Article paru dans La Nef, n° 296, octobre 2017

Père Michel Viot et Odon Lafontaine, La Laïcité, mère porteuse de l’islam ?, préface de Rémi Brague, éd. Les unpertinents, 2017, 281 p., 20 €.

 

Sous ce titre quelque peu déconcertant, les deux auteurs proposent une étude très riche dans laquelle ils commencent par rappeler les fondements de la laïcité française telle qu’elle a été conçue par l’idéologie des Lumières et influencée par la franc-maçonnerie. Plutôt que d’appliquer la distinction entre les deux pouvoirs, temporel et spirituel, comme le veut la tradition issue de l’Evangile, nos philosophes (Rousseau, Voltaire, etc.) ont bâti un système de stricte séparation écartant l’intervention du catholicisme dans les affaires de la Cité. Puis, les auteurs font une longue analyse sur ce qui, dans l’islam, lui aussi viscéralement anti-chrétien, relève d’un messianisme global comparable à celui des Lumières. Une connivence inattendue !

De longs développements sont aussi consacrés à l’émergence des idéologies salafistes (wahhabisme, Frères musulmans), forgées dans l’opposition à l’influence de l’Occident mais bénéficiant néanmoins de l’appui des Anglo-saxons soucieux de ménager leurs intérêts stratégiques et économiques. Dans la gestion du culte islamique des territoires où ils avaient influence ou autorité, une même préoccupation a conduit les régimes français post révolutionnaires (cf. l’admiration de Bonaparte pour la religion de Mahomet). En Algérie, la république a nettement favorisé l’islam sur le catholicisme. Et il est à craindre qu’une situation semblable se profile aujourd’hui dans une France dont les médias sont largement acquis aux idées de gauche.

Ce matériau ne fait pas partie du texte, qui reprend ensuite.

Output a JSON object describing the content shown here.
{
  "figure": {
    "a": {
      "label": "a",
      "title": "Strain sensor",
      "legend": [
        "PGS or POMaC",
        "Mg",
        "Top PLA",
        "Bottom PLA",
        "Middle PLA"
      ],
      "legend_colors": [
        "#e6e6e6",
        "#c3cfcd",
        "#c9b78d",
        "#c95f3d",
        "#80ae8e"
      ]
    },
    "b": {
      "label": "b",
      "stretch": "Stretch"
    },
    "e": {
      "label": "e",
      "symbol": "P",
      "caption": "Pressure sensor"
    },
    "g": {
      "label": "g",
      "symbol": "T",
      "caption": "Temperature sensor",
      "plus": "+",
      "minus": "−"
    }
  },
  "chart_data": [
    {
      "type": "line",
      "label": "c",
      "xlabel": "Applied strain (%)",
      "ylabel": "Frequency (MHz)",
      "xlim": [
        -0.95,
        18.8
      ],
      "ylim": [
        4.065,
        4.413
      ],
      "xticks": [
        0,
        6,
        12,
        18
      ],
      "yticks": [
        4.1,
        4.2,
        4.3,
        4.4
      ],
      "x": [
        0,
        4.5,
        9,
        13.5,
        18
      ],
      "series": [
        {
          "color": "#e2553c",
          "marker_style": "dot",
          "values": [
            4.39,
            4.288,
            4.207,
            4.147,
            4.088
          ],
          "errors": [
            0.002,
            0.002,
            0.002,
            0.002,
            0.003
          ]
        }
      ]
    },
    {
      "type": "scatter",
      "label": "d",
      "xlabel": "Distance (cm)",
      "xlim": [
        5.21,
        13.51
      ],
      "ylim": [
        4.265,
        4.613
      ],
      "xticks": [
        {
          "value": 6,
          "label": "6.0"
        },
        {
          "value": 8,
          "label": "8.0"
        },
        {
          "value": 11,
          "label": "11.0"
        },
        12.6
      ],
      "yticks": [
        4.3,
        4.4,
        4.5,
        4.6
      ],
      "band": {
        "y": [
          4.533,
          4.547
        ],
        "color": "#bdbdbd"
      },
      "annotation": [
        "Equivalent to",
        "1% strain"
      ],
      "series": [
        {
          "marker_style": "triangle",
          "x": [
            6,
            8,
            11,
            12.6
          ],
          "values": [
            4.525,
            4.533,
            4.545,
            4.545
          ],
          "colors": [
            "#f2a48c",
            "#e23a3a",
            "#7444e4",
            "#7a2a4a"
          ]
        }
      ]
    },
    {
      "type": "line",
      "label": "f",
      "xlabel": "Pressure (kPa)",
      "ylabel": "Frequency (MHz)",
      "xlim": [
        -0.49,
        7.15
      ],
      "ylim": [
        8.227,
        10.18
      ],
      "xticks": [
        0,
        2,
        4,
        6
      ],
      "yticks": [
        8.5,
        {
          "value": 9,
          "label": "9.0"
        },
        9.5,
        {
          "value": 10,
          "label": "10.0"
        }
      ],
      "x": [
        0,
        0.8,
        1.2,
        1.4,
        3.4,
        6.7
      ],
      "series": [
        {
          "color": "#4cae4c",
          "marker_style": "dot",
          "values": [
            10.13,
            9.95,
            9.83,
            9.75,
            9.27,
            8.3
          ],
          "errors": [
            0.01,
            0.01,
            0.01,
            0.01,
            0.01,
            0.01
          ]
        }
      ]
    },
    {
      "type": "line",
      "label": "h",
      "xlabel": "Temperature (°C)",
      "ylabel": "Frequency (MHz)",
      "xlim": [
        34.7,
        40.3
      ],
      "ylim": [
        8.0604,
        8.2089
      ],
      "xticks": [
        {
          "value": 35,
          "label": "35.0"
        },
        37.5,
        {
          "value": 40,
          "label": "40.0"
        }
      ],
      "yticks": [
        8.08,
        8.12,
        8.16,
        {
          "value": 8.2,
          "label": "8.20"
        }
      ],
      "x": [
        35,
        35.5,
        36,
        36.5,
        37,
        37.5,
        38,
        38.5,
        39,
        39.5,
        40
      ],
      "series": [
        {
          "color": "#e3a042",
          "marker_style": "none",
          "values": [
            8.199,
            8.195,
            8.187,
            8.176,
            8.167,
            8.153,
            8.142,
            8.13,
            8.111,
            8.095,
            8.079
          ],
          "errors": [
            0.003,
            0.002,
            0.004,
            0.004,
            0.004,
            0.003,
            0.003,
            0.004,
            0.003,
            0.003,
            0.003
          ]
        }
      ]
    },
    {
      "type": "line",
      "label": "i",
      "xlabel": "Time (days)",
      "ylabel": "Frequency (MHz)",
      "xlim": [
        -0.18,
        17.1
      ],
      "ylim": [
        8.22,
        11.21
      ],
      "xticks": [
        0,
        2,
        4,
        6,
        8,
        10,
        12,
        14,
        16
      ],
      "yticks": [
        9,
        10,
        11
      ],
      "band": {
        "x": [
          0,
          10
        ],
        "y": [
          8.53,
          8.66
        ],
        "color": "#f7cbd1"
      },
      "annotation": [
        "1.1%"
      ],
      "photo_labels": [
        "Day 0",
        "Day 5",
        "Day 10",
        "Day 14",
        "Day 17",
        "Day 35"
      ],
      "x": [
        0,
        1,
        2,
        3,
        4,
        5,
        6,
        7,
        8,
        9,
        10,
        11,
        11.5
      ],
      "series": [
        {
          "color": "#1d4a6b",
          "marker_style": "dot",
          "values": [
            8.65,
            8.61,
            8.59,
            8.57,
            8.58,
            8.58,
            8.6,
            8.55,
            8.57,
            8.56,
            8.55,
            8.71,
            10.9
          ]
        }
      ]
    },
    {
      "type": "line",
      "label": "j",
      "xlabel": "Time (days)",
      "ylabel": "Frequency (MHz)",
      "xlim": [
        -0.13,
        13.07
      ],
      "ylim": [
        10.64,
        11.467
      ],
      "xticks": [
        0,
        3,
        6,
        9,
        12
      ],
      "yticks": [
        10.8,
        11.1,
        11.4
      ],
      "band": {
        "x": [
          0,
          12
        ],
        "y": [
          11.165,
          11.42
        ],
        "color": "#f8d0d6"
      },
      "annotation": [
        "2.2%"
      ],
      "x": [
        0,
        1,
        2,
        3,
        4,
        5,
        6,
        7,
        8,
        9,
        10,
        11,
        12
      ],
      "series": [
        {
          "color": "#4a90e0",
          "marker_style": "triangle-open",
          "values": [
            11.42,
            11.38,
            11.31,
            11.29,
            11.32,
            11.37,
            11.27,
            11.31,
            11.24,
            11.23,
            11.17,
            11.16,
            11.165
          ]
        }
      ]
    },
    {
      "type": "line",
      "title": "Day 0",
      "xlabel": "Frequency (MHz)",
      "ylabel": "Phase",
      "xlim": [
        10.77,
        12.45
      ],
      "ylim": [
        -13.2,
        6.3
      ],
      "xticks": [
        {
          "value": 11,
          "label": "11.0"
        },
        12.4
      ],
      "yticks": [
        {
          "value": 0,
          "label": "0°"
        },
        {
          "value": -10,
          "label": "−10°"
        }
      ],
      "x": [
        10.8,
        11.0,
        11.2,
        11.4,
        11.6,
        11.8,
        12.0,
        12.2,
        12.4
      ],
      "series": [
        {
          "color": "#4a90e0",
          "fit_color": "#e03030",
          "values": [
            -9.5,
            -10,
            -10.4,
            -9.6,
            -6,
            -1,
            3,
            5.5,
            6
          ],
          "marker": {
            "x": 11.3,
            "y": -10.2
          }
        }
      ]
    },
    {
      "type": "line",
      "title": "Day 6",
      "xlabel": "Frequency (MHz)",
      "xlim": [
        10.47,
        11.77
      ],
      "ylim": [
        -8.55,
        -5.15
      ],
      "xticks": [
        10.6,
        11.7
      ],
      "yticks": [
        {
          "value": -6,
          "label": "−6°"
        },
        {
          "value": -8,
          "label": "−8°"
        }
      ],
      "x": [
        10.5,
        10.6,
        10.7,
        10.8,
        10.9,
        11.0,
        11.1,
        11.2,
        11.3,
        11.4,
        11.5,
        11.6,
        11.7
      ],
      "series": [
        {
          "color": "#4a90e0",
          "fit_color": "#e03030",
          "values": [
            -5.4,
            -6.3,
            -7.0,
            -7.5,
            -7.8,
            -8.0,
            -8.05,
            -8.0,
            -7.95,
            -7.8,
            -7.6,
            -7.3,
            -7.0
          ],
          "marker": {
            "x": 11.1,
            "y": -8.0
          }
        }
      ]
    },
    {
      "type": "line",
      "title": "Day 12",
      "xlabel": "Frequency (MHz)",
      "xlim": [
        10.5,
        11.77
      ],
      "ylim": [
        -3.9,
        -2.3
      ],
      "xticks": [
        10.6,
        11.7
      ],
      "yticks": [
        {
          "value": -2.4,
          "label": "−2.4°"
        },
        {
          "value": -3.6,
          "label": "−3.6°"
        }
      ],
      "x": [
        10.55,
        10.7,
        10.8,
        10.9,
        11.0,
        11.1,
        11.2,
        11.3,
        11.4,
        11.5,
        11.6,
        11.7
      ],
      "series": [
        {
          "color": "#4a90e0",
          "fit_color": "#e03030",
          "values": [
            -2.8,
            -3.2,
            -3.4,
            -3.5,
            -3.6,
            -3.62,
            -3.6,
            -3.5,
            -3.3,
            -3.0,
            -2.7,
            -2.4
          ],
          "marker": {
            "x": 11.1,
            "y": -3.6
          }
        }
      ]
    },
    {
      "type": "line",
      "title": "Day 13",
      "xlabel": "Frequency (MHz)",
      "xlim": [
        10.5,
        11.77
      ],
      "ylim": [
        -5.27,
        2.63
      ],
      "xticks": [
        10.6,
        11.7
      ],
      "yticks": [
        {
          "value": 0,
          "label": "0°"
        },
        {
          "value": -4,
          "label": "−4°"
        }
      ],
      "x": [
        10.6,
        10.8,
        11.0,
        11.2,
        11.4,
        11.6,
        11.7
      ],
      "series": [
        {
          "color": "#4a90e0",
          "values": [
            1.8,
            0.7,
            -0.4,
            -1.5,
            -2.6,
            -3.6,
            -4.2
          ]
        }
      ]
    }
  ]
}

Pour les auteurs, il faut en finir avec l’hypocrisie du concept de laïcité à la française. « Elle ne peut faire vivre ensemble des espérances politiques universalistes rivales et incompatibles, et ce d’autant plus qu’elle est elle-même, sous la forme de la Laïcité, une religion politique absolue ». Et de préconiser le renoncement à l’usage du mot corrompu de « laïcité » pour restaurer « une véritable neutralité de l’Etat en matière religieuse ».